In each case I wonder how I might speak life into their world. Here’s some of what I know:

1. People do not get to heaven by slick conversational maneuvers. Most folks are too savvy today to be manipulated that way. Besides, God does not need earthly real estate agents to pitch prime heavenly property for Him. He does not want sales people but sold people. “Sales,” so to speak, is the Holy Spirit’s job, not mine.

2. People do not get to heaven because they are impressed with the person giving witness to the Gospel. I can assure you, when people learn I am a pastor, … well, that is anything but a conversation stimulant. When they learn I am a Baptist, a Southern Baptist, they generally take on the demeanor of a trapped animal frantic for any means of escape they can find or fabricate. My task is not to attract people to me but to Jesus. “I must decrease; He must increase.”

3. By far the most fruitful fields are the fields with which I am most familiar – my friends, relatives, associates, and neighbors (FRANs), the people who are already most familiar with me. Authentic relationships, friendships that do not make people our marks, are (as they have always been) the most fertile soil in which to sow the imperishable Seed.

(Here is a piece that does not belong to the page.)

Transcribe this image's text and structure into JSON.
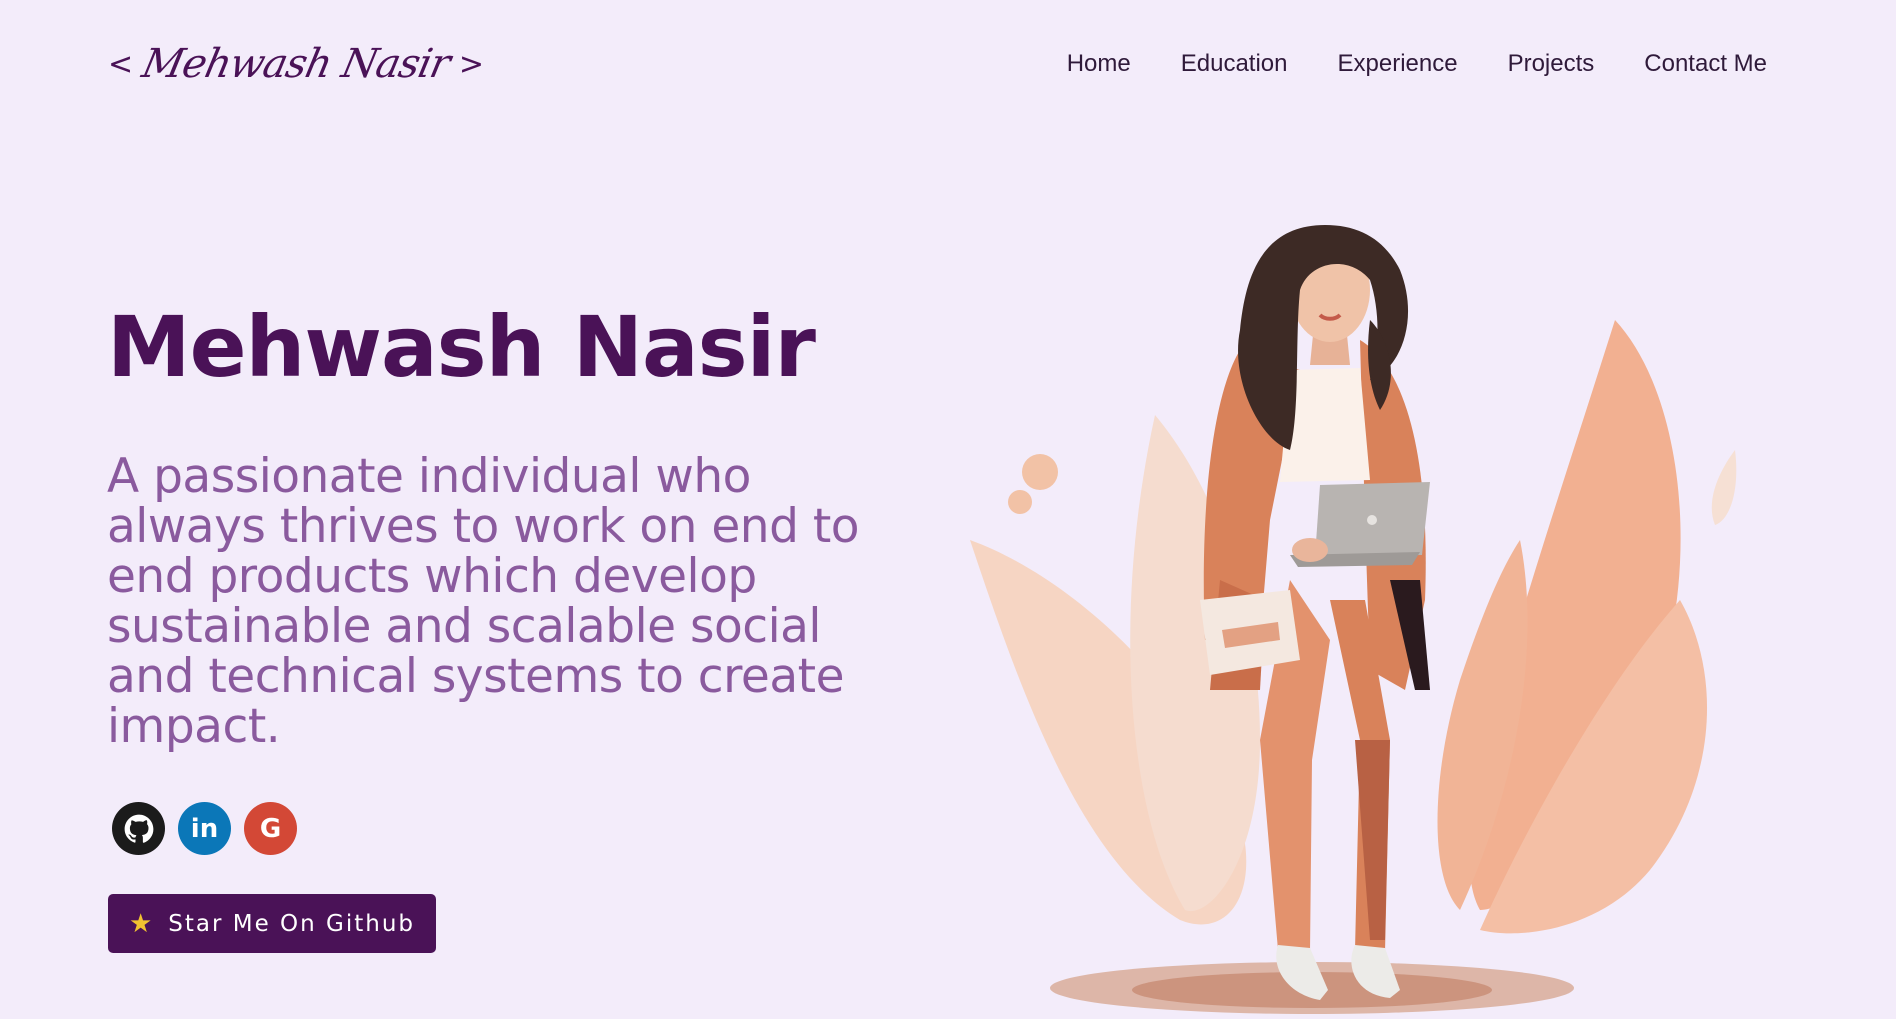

4. We often seem not to be inspired enough or sufficiently motivated by our own connection with God to deem His promises worth the risk of personal rejection that may come if we invite other people to consider Christ. The solution: get to know Jesus better every day. The more we know Him, not simply know about Him, but truly and intimately know Him, the more marvelous and wonderful and inspiring we find our Savior’s love to be!

5. Everybody needs Jesus. Very few people think they need Jesus. But at some point, almost everybody we know will wonder if Jesus is really the only way to heaven. When the people who know me get to a place where they ask that question of themselves, I hope and pray and purpose to live my journey with Jesus and with them with such consistency and confidence that they think: “Hey, maybe Rob can help me with this.”

6. I am convinced that 99.9% of the people led to Christ by a conversation on a plane have actually been groomed for that occasion by the faithful service of believing FRANs who have been investing in them for some time already. “Paul planted. Apollos watered. God provided the increase.” If I will be faithful, I can trust God to be fruitful.

7. Success is not measured by how other people may or may not respond to my witness. Success is measured by my obedience to “preach the Gospel at all times and use words when necessary.”

Until we “fly the friendly skies” on to Home, let’s encourage and provoke one another to be faithful and fruitful!

To the ends of the earth until the end of time!